The Dix portraits also show the evolution of the artist’s abilities. In her 1972 exhibition catalogue, Christine Skeeles Schloss notes that in comparison to the earlier works, the portrait of Jonathan Dix in particular shows a greater handling of spatial depth and, as seen in his fingers and the chapbook, “a noticeable improvement” in drawing skills. This development may have been due to increased exposure to the work of other artists. Schloss discusses a portrait of the Dix brothers’ mother, Dorothy, that was painted in about 1789 by Danish artist Christian Gullager and thus would have been in the family home at the time the boys sat for their portraits. In the portraits of Dorothy and Jonathan, the sitters’ left hands both have the ring finger tucked at an angle under the middle finger. This unusual detail suggests that the Beardsley Limner was aware of the earlier portrait and chose to emulate certain aspects. As has been noted, many of the sitters painted by the Beardsley Limner were associated with the medical profession and as Elijah Dix, the brothers’ father, was a doctor and druggist it is possible that the commission was instigated through Dr.
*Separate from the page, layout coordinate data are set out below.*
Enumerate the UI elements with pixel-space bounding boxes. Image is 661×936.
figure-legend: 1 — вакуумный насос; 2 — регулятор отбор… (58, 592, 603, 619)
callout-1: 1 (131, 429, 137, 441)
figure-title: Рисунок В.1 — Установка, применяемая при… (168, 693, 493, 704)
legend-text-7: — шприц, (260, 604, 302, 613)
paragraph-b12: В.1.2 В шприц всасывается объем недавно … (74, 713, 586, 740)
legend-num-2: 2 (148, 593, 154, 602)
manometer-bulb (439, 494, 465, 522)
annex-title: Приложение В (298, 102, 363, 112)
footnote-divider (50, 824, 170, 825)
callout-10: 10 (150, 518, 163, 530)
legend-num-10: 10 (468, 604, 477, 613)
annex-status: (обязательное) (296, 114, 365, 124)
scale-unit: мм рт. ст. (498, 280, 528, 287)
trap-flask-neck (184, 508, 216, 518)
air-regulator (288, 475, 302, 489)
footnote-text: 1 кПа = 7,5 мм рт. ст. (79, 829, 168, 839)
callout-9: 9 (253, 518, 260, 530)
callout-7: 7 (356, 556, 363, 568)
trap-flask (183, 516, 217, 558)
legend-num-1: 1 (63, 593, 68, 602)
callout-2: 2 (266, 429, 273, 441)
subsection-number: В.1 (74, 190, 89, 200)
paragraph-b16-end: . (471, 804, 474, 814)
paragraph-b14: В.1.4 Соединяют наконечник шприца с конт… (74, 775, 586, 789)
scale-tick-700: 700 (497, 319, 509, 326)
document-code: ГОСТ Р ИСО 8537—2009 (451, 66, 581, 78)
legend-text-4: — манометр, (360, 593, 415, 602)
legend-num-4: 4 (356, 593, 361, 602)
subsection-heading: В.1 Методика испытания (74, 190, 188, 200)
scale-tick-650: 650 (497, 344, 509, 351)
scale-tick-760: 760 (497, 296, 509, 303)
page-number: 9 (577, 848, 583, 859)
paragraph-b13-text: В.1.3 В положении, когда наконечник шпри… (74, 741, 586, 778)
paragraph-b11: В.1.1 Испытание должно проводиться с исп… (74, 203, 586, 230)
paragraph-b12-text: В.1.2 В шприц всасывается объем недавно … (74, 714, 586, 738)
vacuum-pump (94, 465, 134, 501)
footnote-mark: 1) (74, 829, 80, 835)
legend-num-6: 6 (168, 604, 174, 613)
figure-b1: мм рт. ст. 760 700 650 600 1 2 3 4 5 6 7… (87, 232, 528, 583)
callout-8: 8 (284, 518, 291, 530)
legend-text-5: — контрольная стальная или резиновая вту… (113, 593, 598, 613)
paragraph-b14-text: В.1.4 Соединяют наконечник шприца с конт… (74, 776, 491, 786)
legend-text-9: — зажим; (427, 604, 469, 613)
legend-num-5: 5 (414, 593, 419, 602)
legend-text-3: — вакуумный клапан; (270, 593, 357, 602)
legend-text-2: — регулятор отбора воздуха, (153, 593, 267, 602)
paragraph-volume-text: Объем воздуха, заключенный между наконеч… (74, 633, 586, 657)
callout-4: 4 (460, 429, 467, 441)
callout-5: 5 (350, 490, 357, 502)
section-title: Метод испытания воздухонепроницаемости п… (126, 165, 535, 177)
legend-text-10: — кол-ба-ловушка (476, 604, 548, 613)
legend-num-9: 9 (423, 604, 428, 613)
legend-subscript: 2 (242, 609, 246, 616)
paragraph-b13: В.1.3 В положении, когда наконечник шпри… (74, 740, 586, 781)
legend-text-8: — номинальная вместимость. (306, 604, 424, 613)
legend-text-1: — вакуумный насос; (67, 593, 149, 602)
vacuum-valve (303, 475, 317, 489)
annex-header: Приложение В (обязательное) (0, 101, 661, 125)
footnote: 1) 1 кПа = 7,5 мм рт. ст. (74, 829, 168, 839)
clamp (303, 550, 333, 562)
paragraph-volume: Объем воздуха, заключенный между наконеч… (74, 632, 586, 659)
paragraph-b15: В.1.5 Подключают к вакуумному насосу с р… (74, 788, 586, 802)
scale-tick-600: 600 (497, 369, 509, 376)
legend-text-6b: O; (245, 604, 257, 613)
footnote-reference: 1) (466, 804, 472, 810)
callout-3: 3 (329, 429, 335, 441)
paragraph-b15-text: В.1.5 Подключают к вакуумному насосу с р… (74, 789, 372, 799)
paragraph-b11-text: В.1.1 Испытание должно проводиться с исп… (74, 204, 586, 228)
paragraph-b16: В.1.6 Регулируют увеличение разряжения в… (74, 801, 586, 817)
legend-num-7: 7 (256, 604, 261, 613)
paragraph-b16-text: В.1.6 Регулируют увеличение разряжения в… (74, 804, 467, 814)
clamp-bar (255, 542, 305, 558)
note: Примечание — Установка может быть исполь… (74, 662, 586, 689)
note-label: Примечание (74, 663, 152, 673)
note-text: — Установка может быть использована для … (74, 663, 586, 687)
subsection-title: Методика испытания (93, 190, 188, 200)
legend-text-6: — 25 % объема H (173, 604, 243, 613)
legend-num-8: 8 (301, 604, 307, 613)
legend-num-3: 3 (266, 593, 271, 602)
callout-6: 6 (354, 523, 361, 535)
Dix’s professional contacts. Another connection is the familial ties between the Dix and Wheeler families. About five years before the Dix portraits were painted, the Beardsley Limner executed full-length portraits of brothers Charles Adam and Joseph Wheeler. Their father, Elisha Wheeler (1749-1794), was the second cousin of Theophilus Wheeler (1764-1840), Elijah Dix’s brother-in-law and executor of his estate (Schloss, op. cit., pp. 13, 39, no. 21 (Dorothy’s portrait) and pp. 22-23, 25, nos. 4, 5 (the Wheeler portraits); see also Christie’s, New York, 19 January 2001, lot 155 and the National Gallery of Art, acc. no. 1953.5.57; ancestry.com, Massachusetts, U.S., Wills and Probate Records, 1635-1991, vol 107-108, 1809-1810 [database on-line], accessed 12 December 2022).

Dorothy Dix outlived her husband and all her children, including the three brothers discussed here, except her daughter, Mary (1776-1852), the wife of Thaddeus Mason Harris. Thus it is likely that all the Dix family portraits were inherited by Mary. While the portraits of Clarendon and Dorothy passed down to Mary’s great-grandson, Mason Dix Harris (1898-1986), those of Jonathan and Alexander appear to have followed a different line. In the twentieth century both were owned by Dix family descendants living in Ipswich, Massachusetts and were separated when they appeared on the art market in the late 1960s.